第17話 谷の主、八頭腐毒蛇
猛毒の霧が濃さを増し、いよいよ視界の限界が近づいてきた【瘴気谷】の下層。
紫電狼の背に揺られながら、カイは虚空に浮かぶ数値を横目で確認する。
『 現在の統率力: 100 / 150 』
レベル20への到達によって拡張された、残り「50」の余白。まずはこの余白を、ボス部屋へ至る道中で出会う魔物たちで、最も効率的に埋めようとしていた。
「索敵に引っかかったな。……配置につけ」
カイが短く命じると、漆黒の毛並みを持つ紫電狼が速度を落とし、死霊騎士が音もなく滑り出した。
岩陰から姿を現したのは、全身から酸性の毒液を滴らせる巨体の魔物『腐毒の巨魔』だ。
高い物理攻撃力とタフネスを持つ、コスト『20』の難敵。
だが、物理無効の死霊騎士に敵視を固定させ、雷の属性攻撃を持つ紫電狼で動きを封じるカイのハメ技の前では、ただの経験値とリソースの塊に過ぎない。
「剣術レベル4の試運転には丁度いい」
カイは紫電狼の背から鮮やかに跳躍した。
迎え撃つように、巨魔が丸太のような豪腕を振り下ろす。レベルアップ前のステータスであれば致命傷になりかねないその凶悪な反撃すらも、今のカイは表情一つ変えることなく、最短距離のステップで紙一重に躱してみせた。
最小限の動きで踏み込み、長剣が空気を切り裂いて巨魔の急所を的確に刻む。手駒のスキルに頼らずとも、その一振り一振りには一切の迷いがなく、魔物の巨体を確実に削り取っていく。
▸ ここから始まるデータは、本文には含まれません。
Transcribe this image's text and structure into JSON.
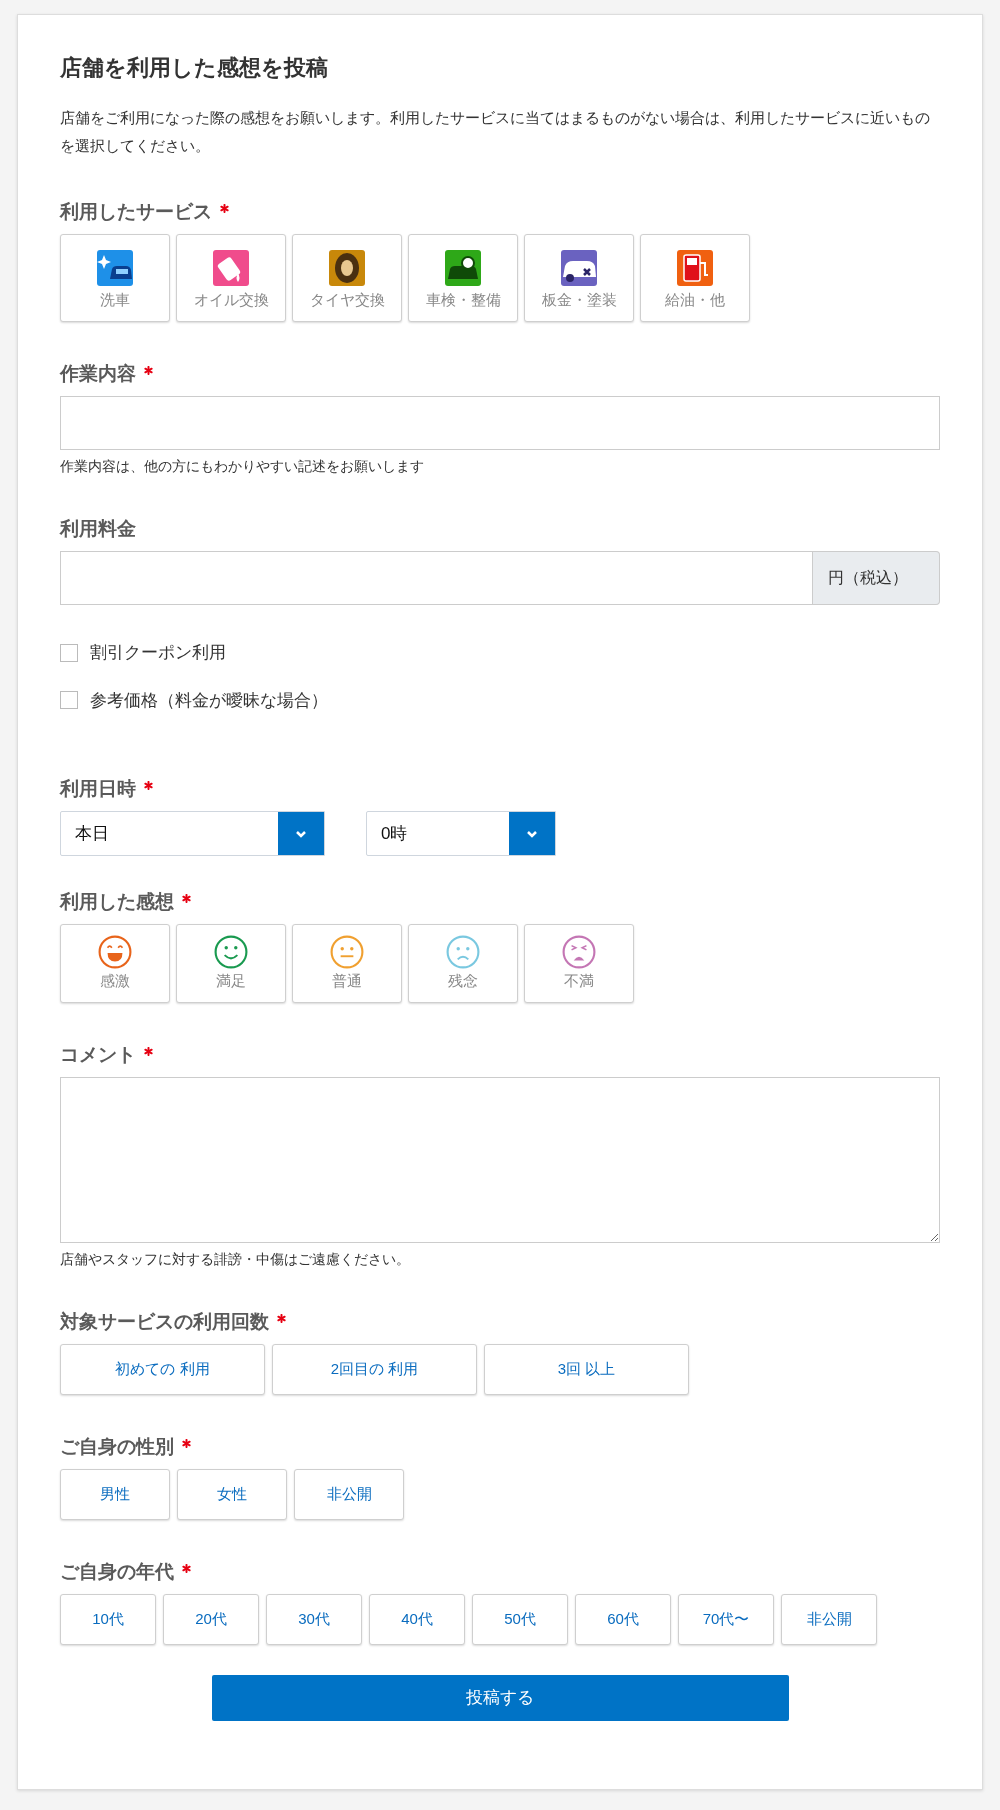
{
  "title": "店舗を利用した感想を投稿",
  "description": "店舗をご利用になった際の感想をお願いします。利用したサービスに当てはまるものがない場合は、利用したサービスに近いものを選択してください。",
  "fields": [
    {
      "kind": "service_tiles",
      "label": "利用したサービス",
      "required": true,
      "options": [
        {
          "label": "洗車",
          "selected": false
        },
        {
          "label": "オイル交換",
          "selected": false
        },
        {
          "label": "タイヤ交換",
          "selected": false
        },
        {
          "label": "車検・整備",
          "selected": false
        },
        {
          "label": "板金・塗装",
          "selected": false
        },
        {
          "label": "給油・他",
          "selected": false
        }
      ]
    },
    {
      "kind": "text",
      "label": "作業内容",
      "required": true,
      "hint": "作業内容は、他の方にもわかりやすい記述をお願いします"
    },
    {
      "kind": "price",
      "label": "利用料金",
      "required": false,
      "suffix": "円（税込）",
      "checkboxes": [
        {
          "label": "割引クーポン利用",
          "checked": false
        },
        {
          "label": "参考価格（料金が曖昧な場合）",
          "checked": false
        }
      ]
    },
    {
      "kind": "datetime",
      "label": "利用日時",
      "required": true,
      "selects": [
        {
          "value": "本日"
        },
        {
          "value": "0時"
        }
      ]
    },
    {
      "kind": "mood_tiles",
      "label": "利用した感想",
      "required": true,
      "options": [
        {
          "label": "感激",
          "selected": false,
          "color": "#e8641b"
        },
        {
          "label": "満足",
          "selected": false,
          "color": "#1a9a50"
        },
        {
          "label": "普通",
          "selected": false,
          "color": "#f0a030"
        },
        {
          "label": "残念",
          "selected": false,
          "color": "#7ac8e0"
        },
        {
          "label": "不満",
          "selected": false,
          "color": "#c476b4"
        }
      ]
    },
    {
      "kind": "textarea",
      "label": "コメント",
      "required": true,
      "hint": "店舗やスタッフに対する誹謗・中傷はご遠慮ください。"
    },
    {
      "kind": "buttons",
      "label": "対象サービスの利用回数",
      "required": true,
      "options": [
        {
          "label": "初めての 利用",
          "selected": false
        },
        {
          "label": "2回目の 利用",
          "selected": false
        },
        {
          "label": "3回 以上",
          "selected": false
        }
      ]
    },
    {
      "kind": "buttons",
      "label": "ご自身の性別",
      "required": true,
      "options": [
        {
          "label": "男性",
          "selected": false
        },
        {
          "label": "女性",
          "selected": false
        },
        {
          "label": "非公開",
          "selected": false
        }
      ]
    },
    {
      "kind": "buttons",
      "label": "ご自身の年代",
      "required": true,
      "options": [
        {
          "label": "10代",
          "selected": false
        },
        {
          "label": "20代",
          "selected": false
        },
        {
          "label": "30代",
          "selected": false
        },
        {
          "label": "40代",
          "selected": false
        },
        {
          "label": "50代",
          "selected": false
        },
        {
          "label": "60代",
          "selected": false
        },
        {
          "label": "70代〜",
          "selected": false
        },
        {
          "label": "非公開",
          "selected": false
        }
      ]
    }
  ],
  "submit": "投稿する"
}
数分後。完全に戦意を喪失し、膝をついた巨魔に剣を突き付ける。
『 条件クリア。対象の完全な屈服を確認 』
『 対象の隷従化に成功しました 』
「……あと、30」
カイは歩みを止めない。
最深部への門が見え始めた頃、二体目の死霊騎士が、行く手を阻むように現れた。
物理無効の盾は、二枚あればその鉄壁さは倍増する。交代でヘイトを受け持たせれば、手駒のロストリスクを極限まで減らせるはずだ。
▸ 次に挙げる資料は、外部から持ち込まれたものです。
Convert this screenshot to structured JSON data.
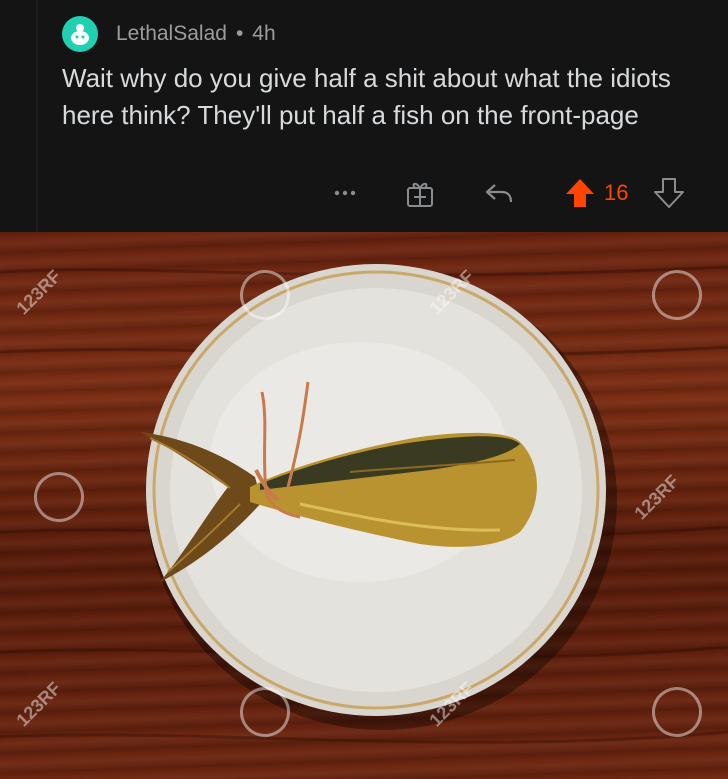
{
  "comment": {
    "username": "LethalSalad",
    "separator": "•",
    "time": "4h",
    "text": "Wait why do you give half a shit about what the idiots here think? They'll put half a fish on the front-page",
    "score": "16",
    "icons": [
      "avatar",
      "more-icon",
      "award-icon",
      "reply-icon",
      "upvote-icon",
      "downvote-icon"
    ],
    "colors": {
      "upvote": "#ff4500",
      "avatar": "#1fd1b2"
    }
  },
  "image": {
    "watermark": "123RF"
  }
}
カイは手馴れた連携でその影の騎士を圧倒し、跪かせた。
『 条件クリア。対象の完全な屈服を確認 』
『 対象の隷従化に成功しました 』
その瞬間、これまでにないほど強烈なエネルギーの奔流が、カイの全身を駆け巡った。
『 構成内訳を更新:【紫電狼】×2、【死霊騎士】×2、【腐毒の巨魔】×1、【岩塊熊】×1、【ホブゴブリン】×1、【暗殺蜂】×10 』
『 現在の統率力: 150 / 150(最大) 』
「……上限だな」
レベル20の基礎ステータスに、コスト150という膨大な手駒たちからの「ステータス還元」が重なる。紫電狼の圧倒的な敏捷、死霊騎士の強靭な耐久力と筋力、巨魔と熊の生命力。
長剣を握る掌から伝わる力は、転移直後とは比較にならない。軽く剣を振るだけで、その剣圧が周囲の猛毒の霧を物理的に切り裂き、視界を強引に確保する。
「物理無効の盾が2枚。機動力と属性魔法の雷が2枚。高耐久の物理アタッカーが1枚。……これで、大抵の状況には対応できる」
カイは自身の構築した編成の完成度の高さに、満足げに口角を上げた。……だが、それも一瞬のことだった。
顔を覆うマスクから、限界を知らせるような微かなノイズが鳴る。谷の最深部に近づくにつれ、瘴気の濃度は跳ね上がり、フィルターの崩壊はすでに秒読み段階に入っていた。
(……長引けば死する。そろそろ決着をつけるとしよう)
これが今の持ち得る「最強の布陣」。準備は完全に整った。
カイは再び紫電狼の背に跨り、淀んだ空気が渦巻く最深部への門、巨大な毒の沼の奥へと向かって手綱を引いた。
「さあ、ご対面と行こうか」
紫色の雷光を纏った漆黒の獣が、瘴気を切り裂いて疾走する。
突き当たった広大な毒の沼。その底から、地響きと共に「それ」は姿を現した。
沼そのものが意思を持って隆起したかのような、絶望的な質量を持つ巨大な多頭蛇。
『 個体認識:【八頭腐毒蛇】 』
『 推定統率コスト:60 』
不気味にうごめく八つの首。それぞれの口から滴る毒液が、地面を激しく溶かしていく。
だが、その圧倒的な威圧感を前にしても、カイの瞳は「攻略者」の輝きを失っていなかった。